What’s Going On With POPI?

By now, many South Africans will have heard of the Protection of Personal Information Act (POPI), a law that was signed into the books almost four years ago. Designed to govern how personally identifiable data such as ID numbers, dates of birth, email addresses and car licence plates is allowed to be collected, stored and used without affecting citizens’ rights, it’s a critical piece of legislation  for the digital age.

Business owners should have been preparing for some time to be compliant with its key points, but they’ll also have been frustrated that the main aspects of the law are not yet enforceable, and will not be until a year after the regulations governing the law are adopted by parliament. Should businesses invest now to become POPI-compliant, or defer the cost until later?

Clarity is coming, it seems, as in early September the newly formed Office of the Information Regulator published a draft set of regulations, which are open for public comment until 7 November 2017. It’s a positive step forward towards the realisation of the law.

The long delay hasn’t been fully accounted for, but at least in part it’s because the Office of the Information Regulator itself didn’t exist until last year.

“They didn’t want the farce that occurred with the Consumer Protection Act (CPA), where the law was implemented, but then the CPA required there to be a consumer protection body, which didn’t exist, making it impossible to comply with the CPA,” says Nick Hall, an associate at law firm Michalsons. “We do have an information regulator now, so bodies can be in compliance with POPI.”

The current draft regulations, however, don’t offer much in the way of guidance for firms looking to become POPI-compliant.
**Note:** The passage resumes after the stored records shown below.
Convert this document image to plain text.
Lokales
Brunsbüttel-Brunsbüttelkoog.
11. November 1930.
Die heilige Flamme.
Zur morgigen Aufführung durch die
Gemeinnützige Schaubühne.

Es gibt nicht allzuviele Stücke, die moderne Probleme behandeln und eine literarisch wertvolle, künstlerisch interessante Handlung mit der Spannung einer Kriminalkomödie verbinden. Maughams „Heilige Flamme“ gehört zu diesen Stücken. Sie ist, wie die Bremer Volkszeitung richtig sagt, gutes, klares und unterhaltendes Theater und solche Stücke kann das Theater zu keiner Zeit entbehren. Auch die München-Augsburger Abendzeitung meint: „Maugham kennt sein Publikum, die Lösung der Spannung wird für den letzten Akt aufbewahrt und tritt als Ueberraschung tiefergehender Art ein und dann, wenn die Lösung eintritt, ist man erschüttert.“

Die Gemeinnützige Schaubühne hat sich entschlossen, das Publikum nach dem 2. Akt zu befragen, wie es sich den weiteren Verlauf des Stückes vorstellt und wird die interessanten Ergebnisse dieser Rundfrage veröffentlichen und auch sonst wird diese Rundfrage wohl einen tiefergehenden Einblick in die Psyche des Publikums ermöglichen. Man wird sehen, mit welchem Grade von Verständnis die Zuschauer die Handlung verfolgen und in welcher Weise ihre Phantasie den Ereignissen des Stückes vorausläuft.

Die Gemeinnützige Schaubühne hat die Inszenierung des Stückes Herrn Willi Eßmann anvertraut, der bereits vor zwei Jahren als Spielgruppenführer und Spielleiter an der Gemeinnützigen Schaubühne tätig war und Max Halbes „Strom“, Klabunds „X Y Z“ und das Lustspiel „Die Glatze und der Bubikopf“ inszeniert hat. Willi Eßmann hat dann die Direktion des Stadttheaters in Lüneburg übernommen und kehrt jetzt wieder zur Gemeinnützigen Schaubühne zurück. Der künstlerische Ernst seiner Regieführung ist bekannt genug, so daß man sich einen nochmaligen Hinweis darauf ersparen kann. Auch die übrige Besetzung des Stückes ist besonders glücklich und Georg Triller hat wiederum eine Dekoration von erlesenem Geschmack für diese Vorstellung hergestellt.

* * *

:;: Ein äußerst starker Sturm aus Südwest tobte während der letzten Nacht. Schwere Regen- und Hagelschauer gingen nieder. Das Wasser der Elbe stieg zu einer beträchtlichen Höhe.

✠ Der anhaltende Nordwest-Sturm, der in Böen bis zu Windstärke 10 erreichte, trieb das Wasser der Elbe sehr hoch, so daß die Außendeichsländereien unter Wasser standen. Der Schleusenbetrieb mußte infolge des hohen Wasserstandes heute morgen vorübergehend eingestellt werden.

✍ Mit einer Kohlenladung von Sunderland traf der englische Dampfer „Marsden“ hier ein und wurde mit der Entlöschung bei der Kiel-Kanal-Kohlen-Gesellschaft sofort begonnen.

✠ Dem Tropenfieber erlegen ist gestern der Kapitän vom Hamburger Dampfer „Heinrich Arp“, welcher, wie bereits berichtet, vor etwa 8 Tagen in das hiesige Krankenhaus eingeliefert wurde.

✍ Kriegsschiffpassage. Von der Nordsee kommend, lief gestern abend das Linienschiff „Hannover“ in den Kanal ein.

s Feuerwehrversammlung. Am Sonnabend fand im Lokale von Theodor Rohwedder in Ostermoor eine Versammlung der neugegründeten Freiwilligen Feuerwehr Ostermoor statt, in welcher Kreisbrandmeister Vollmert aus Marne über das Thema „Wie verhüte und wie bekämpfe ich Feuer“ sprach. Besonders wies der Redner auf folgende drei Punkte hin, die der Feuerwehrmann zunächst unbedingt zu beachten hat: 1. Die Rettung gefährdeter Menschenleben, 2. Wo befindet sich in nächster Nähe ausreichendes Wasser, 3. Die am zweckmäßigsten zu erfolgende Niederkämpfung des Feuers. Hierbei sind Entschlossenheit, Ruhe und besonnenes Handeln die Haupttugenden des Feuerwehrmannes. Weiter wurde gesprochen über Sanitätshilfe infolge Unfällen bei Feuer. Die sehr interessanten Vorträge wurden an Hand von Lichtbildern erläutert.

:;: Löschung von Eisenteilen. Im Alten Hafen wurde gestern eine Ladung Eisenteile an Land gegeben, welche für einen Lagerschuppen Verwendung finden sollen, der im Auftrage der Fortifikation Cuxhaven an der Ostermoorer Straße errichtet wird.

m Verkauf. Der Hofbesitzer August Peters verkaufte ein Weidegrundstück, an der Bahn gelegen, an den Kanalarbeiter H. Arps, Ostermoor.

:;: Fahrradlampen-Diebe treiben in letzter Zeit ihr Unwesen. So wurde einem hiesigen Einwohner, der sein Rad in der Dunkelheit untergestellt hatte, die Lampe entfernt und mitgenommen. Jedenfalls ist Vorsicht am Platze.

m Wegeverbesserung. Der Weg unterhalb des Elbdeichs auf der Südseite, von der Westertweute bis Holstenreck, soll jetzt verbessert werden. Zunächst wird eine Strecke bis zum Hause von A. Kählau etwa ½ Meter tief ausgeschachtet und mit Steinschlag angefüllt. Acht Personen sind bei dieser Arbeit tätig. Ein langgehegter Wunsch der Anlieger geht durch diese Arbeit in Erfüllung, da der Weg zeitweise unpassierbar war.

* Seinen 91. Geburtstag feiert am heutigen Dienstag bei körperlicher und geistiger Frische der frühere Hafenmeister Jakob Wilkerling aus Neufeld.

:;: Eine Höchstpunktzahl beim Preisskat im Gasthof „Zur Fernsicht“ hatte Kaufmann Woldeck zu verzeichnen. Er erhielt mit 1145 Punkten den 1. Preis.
The bulk of the document is taken up with example forms for POPI-related administrative purposes and commentary for interacting with the regulator.

Looking to Europe

While POPI requirements continue to progress forward, however, a regulation adopted by the European Union in April 2016 should probably now be a more pressing concern for many businesses. The General Data Protection Regulation (GDPR) dictates that any entity or individual which processes the personal data of an EU citizen must adhere to European law, regardless of whether or not that business has offices in the EU.

What that means is that, if a South African software firm, for example, has customers in the EU about which it gathers data, it must be GDPR-compliant.

GDPR is much more stringent than POPI, and effectively represents the next generation of online privacy laws. It becomes enforceable in May next year – roughly the same time experts expect POPI to be signed into law locally.

“We missed first prize, essentially,” says Hall. “Ideally, if POPI regulations had been adopted in May this year, local businesses would have had a year to meet compliance with both it and the GDPR. The reason is that, once POPI is signed into law, there’s a one-year grace period.

“Quite frankly, though, local businesses shouldn’t have waited this long,” he says. “Becoming compliant with GDPR and POPI takes time – that’s why grace periods exist. The laws aren’t going to change.”

POPI’s eight points of compliance

Once POPI becomes law, South Africans will have to comply with eight conditions:

1.  All principles contained in POPI and all measures that effect these principles must be complied with.

2.  Personal information must be processed responsibly and only with the consent of the data subject.

3.   Personal information can be processed only for clearly defined and legal reasons.

4.   Personal information may not be repurposed for a secondary intent unless it’s compatible with the original purpose for gathering it.

5.   Data collectors have to look at processes that allow their data subjects to update their personal information.

6.   Data subjects must be made aware that entities or individuals are collecting their personal information.

7.   Personal information has to be kept secure against theft, loss, modification, destruction or disclosure against the wishes of the data subject.

8.   Data subjects have the right to request whether their data is still being held, as well as whether any changes, modifications or deletion of their personal information have been made.

Fast fact

POPI applies to both public-sector and private-sector data processing. Your local municipality will need to be compliant with the new regulations too.